The nightingale’s song not only appealed to their hearts, it also prompted introspection. The nightingale tells the emperor that its song will help the emperor to empathize with others in his kingdom, thereby building perspectives for wise rule and decision making. The nightingale says to the emperor, that it will “sing to cheer you and make you thoughtful, too. I will sing to you of the happy ones and of those that suffer. I will sing about the good and the evil, which are kept hidden from you” (253).

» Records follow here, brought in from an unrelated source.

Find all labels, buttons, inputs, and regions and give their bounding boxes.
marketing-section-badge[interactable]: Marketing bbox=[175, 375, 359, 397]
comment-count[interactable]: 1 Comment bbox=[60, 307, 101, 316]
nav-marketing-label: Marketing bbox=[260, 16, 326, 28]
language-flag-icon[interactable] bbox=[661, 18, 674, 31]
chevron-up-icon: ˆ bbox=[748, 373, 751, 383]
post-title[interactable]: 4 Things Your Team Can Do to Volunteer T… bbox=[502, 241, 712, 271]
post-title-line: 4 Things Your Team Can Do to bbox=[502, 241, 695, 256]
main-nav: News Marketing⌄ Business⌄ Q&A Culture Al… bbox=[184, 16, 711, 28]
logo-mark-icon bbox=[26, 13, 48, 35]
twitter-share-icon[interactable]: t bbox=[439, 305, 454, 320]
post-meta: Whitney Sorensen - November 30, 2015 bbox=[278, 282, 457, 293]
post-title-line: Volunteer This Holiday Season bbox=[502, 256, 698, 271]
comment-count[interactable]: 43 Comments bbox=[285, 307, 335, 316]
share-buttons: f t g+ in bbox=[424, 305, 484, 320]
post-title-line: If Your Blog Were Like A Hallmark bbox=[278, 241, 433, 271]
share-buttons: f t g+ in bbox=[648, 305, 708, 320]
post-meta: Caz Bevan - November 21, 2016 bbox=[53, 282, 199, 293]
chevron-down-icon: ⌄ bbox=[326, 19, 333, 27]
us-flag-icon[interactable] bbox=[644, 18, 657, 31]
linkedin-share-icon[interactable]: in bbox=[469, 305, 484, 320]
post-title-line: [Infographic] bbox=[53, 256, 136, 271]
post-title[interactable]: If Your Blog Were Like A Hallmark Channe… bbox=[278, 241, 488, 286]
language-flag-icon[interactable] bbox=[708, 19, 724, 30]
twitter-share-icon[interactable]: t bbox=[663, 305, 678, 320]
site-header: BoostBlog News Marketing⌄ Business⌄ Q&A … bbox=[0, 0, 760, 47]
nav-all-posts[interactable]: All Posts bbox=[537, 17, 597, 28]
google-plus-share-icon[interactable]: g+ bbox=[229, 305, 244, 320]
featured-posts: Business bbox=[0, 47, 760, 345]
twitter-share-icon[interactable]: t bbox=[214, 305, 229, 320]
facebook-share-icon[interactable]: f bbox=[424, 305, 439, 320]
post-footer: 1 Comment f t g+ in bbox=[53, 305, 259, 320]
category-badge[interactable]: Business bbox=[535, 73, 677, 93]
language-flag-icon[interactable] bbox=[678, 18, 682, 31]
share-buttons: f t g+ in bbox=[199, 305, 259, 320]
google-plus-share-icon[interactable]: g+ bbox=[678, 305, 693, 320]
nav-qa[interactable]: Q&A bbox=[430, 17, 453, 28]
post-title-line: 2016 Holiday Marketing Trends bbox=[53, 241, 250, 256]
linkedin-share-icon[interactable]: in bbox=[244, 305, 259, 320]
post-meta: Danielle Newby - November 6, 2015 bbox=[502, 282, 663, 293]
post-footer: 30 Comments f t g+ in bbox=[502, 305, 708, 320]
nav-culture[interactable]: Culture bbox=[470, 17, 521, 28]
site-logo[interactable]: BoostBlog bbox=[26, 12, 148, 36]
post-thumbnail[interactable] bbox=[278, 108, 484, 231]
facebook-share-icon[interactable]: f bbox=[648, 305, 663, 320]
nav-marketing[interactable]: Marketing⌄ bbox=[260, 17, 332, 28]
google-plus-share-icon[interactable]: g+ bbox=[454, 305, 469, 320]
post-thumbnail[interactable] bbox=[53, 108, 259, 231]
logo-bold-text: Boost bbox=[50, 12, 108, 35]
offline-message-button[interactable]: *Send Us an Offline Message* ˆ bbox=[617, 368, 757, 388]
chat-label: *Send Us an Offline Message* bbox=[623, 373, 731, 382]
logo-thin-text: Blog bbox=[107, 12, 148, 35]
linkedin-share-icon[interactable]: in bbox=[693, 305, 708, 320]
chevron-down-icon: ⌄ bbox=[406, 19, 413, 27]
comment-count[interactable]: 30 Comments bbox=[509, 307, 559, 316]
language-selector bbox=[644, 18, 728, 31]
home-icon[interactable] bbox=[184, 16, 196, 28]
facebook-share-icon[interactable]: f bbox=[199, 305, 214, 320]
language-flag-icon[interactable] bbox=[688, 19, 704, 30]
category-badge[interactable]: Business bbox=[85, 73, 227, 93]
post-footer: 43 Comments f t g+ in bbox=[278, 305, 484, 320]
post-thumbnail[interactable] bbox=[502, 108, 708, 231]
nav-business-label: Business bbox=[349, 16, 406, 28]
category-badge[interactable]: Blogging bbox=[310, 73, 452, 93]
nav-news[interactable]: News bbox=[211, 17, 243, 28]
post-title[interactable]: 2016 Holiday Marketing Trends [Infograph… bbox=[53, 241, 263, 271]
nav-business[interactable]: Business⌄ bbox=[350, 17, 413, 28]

Fifth graders watched a TODAY Show video and read a news article about rescue worker Denise Corliss and her search dog Bretagne. Working 12 hour shifts, Bretagne was one of 300 search and rescue dogs that looked for survivors at ground zero following the 9/11 terrorist attacks.Though Bretagne did not find any survivors, this dog’s affectionate nature had a healing effect for the exhausted rescue workers. Veteran firefighter Chuck Jones observed the following:
“It was really heartwarming to see these big, rough firefighters and rescue people sit down next to Bretagne. Bretagne would put her head in their laps, and you’d see the tension come off their faces” (Coffey). Though advances in technology may make future rescue operations more efficient, the importance of human compassion and, in this case, the loving affection of the search and rescue dog, is crucial for healing.
Fairy tales possess truisms that speak to the human condition. Timeless stories such as Andersen’s “The Nightingale” provide a mirror for reflection, and perhaps these stories can also serve as windows to frame our vision as we look toward future possibilities and challenges of AI technologies.
Andersen, Hans Christian. Andersen’s Fairy Tales. Grosset and Dunlap, 1945.
Bartels, Meghan. “Can Virtual Reality Mimic Nature’s Power to Make Us Healthier?” Scientific American, 14 July 2023, www.scientificamerican.com/article/can-virtual-reality-mimic-natures-power-to-make-us-healthier/. Accessed 12 Sept. 2023.
Coffey, Laura T. “Last 9/11 Search Dog.” TODAY, 7 Sept. 2021, www.today.com/pets/last-9-11-search-dog-bretagne-s-legacy-lives-rescue-t229805. Accessed 11 Sept. 2023.